Presque cinq mois déjà que Za, le nouveau roman de Raharimanana, est paru aux Editions Philippe Rey, et je finis seulement aujourd'hui de le lire. Lamentable, n'est-ce pas? Mais il arrive que je me propose de faire telle ou telle chose et que les circonstances décident à ma place. Je suis contraint de reporter cette activité au moment où le temps me sera plus favorable. Pour la lecture des livres, c'est souvent quand j'arrive à glisser dans Le Soir un article sur les titres que j'aspire à découvrir - et à faire découvrir. Voilà, pour Za, c'est fait, l'article paraîtra vendredi - et je pense que vous pourrez le lire sur le site du journal.
Je ne vais donc pas vous le faire maintenant (l'article). Mais je peux déjà vous dire que je suis soufflé par la maîtrise et l'exigence d'un texte formidable (je pèse mes mots).
Voici sans aucun doute le meilleur livre de Raharimanana, qui avait pourtant déjà donné quelques ouvrages importants. L'œuvre qu'il construit depuis Lucarne est de celles qui laissent des traces de plus en plus profondes au fur et à mesure qu'elle s'affirme. Cette voix - déformée dans le cas de ce roman par le zézaiement qui accompagne le personnage principal et qui produit une musique singulière - est celle d'un de nos contemporains capitaux, qu'on se le dise!
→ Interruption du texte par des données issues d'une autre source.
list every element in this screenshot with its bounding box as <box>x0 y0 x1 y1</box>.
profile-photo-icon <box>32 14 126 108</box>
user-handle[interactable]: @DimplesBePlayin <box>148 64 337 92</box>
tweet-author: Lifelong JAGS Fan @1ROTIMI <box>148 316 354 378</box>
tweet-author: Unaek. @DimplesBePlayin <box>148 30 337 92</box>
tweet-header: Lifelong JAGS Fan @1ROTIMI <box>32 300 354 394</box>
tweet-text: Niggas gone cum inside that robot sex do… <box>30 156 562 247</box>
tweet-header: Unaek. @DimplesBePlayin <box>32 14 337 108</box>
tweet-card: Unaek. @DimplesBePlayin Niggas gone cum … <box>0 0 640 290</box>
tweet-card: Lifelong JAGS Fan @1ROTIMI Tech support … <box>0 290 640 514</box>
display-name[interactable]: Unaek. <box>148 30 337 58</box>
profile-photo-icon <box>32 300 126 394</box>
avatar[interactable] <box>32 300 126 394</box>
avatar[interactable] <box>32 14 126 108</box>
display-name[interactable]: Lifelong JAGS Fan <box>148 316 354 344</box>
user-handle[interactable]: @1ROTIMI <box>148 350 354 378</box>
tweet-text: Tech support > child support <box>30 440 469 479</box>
Et je m'arrête là, sans quoi je vais finir quand même par l'écrire ici, cet article.
Il me reste néanmoins à vous renvoyer vers quelques lieux qui font écho à ce travail, en commençant par le site d'Africultures où pas moins de quatre articles sont disponibles. Celui de Dominique Ranaivoson a été le premier à paraître, début février. Yves Chemla a suivi le 16 mai avec un autre article, en même temps qu'un entretien réalisé par Virginie Andriamirado. Et Taina Tervonen a conclu (provisoirement?) cette série il y a quelques jours.
Il faut aussi signaler, sur le site de Remue.net (où l'on trouve ce qui se fait de mieux en littérature contemporaine), un excellent article de Dominique Dussidour ainsi que la publication d'un inédit de Raharimanana, Danse.
Enfin (et j'oublie peut-être quelques autres références), Raharimanana répond à Philippe Bernard, auteur d'un article consacré à L'Afrique répond à Sarkozy, un ouvrage collectif auquel l'écrivain malgache a participé, dans un droit de réponse qui avait été refusé par Le Monde.
Ce sera tout pour aujourd'hui. Notez bien que, si Raharimanana est bien évidemment inspiré par Madagascar, sa parole porte aujourd'hui bien au-delà des rivages de la Grande Ile. On ne peut que s'en réjouir. Pour lui comme pour nous.